Het leven van illegalen in Nederland is helemaal niet zo ellendig als vaak verondersteld. Marja van Meeteren vond in haar promotieonderzoek aan de Faculteit Sociale Wetenschappen ruwweg drie leefstijlen.

Bij illegalen in Nederland denk je automatisch aan uitgerekte verblijfprocedures, aan huilende kinderen die gedwongen afscheid nemen van vriendjes op de basisischool en aan bloembolplukkers die na het werk met z’n twintigen op een veel te klein kamertje geperst zitten. Marja van Meeteren wilde graag weten hoe het écht zat en besloot tot uitgebreid veldonderzoek. “Ik heb meegelopen in hun leven. Ik heb familieleden en vrienden gesproken en ben met ze meegegaan naar sociale activiteiten.”

Op zoek naar papieren

Van Meeteren vond ruwweg drie verschillende typen illegalen. De eerste (en bekendste) groep is op zoek naar papieren. Van Meeteren noemt hen de legalisatiemigranten. “Dat zijn vaak hoger opgeleiden. Die willen hier niet zomaar wc’s gaan schoonmaken.”

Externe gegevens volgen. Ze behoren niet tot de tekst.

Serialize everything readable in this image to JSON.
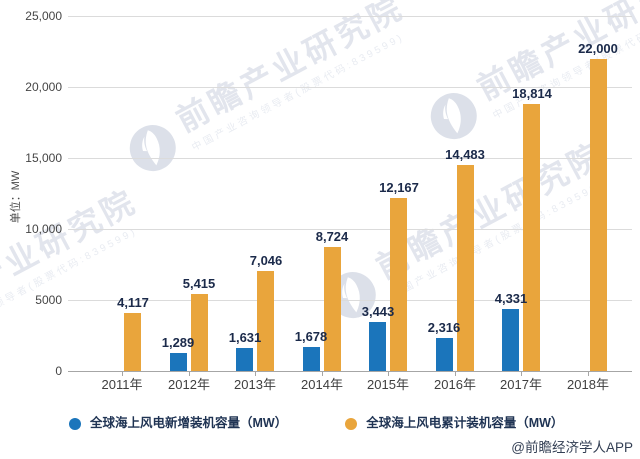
{
  "chart_data": {
    "type": "bar",
    "title": "",
    "unit_label": "单位：MW",
    "categories": [
      "2011年",
      "2012年",
      "2013年",
      "2014年",
      "2015年",
      "2016年",
      "2017年",
      "2018年"
    ],
    "series": [
      {
        "key": "new-capacity",
        "name": "全球海上风电新增装机容量（MW）",
        "color": "#1B75BB",
        "values": [
          null,
          1289,
          1631,
          1678,
          3443,
          2316,
          4331,
          null
        ],
        "labels": [
          null,
          "1,289",
          "1,631",
          "1,678",
          "3,443",
          "2,316",
          "4,331",
          null
        ]
      },
      {
        "key": "cumulative-capacity",
        "name": "全球海上风电累计装机容量（MW）",
        "color": "#E9A53C",
        "values": [
          4117,
          5415,
          7046,
          8724,
          12167,
          14483,
          18814,
          22000
        ],
        "labels": [
          "4,117",
          "5,415",
          "7,046",
          "8,724",
          "12,167",
          "14,483",
          "18,814",
          "22,000"
        ]
      }
    ],
    "y_ticks": [
      {
        "value": 0,
        "label": "0"
      },
      {
        "value": 5000,
        "label": "5000"
      },
      {
        "value": 10000,
        "label": "10,000"
      },
      {
        "value": 15000,
        "label": "15,000"
      },
      {
        "value": 20000,
        "label": "20,000"
      },
      {
        "value": 25000,
        "label": "25,000"
      }
    ],
    "ylim": [
      0,
      25000
    ],
    "grid": true,
    "legend_position": "bottom"
  },
  "watermark": {
    "big_text": "前瞻产业研究院",
    "small_text": "中国产业咨询领导者(股票代码:839599)"
  },
  "attribution": "@前瞻经济学人APP"
}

Het leven van deze migranten staat in het teken van de verblijfsprocedures of het vinden van een huwelijkspartner in Nederland of België. De groep werkt weinig, omdat dat niet mag. Wanneer zij betrapt worden, dreigt namelijk uitzetting. Verder zijn zij bereid offers te brengen met betrekking tot huisvesting en sociale contacten.

Geld verdienen

Ook bereid tot offers zijn de zogenaamde investeringsmigranten, die hier maar tijdelijk zijn en dan zoveel mogelijk werken. Om geld te verdienen doen zij het werk waar Nederlanders de neus voor op halen. Ze accepteren slechte omstandigheden, zoals beroerde huisvesting. Ook hebben ze bijna geen sociaal leven. “Ze zitten veel binnen en spelen bijvoorbeeld kaartspellen met hun huisgenoten, maar ze gaan niet een avondje gezellig drinken in een café.”

Met gezin

Niet bereid tot al die offers zijn de zogenaamde verblijfsmigranten. “Die groep is hier met familie”, vertelt Van Meeteren. “Ze willen vaak maar vier dagen in de week werken en weigeren ook meer werk als ze dat kunnen krijgen. Ze vinden vrije tijd leuk en willen dat met hun familie doorbrengen.” Stereotype baan voor deze groep is de schoonmaak bij mensen thuis.

Verder leiden de verblijfsmigranten hier een redelijk normaal leven. Ze zijn vaak tevreden en de ‘grote ellende’ die je veronderstelt bij het leven van een illegaal blijft meestal uit. De kinderen gaan naar school en studeren soms zelfs verder – met een beurs uit het land van herkomst.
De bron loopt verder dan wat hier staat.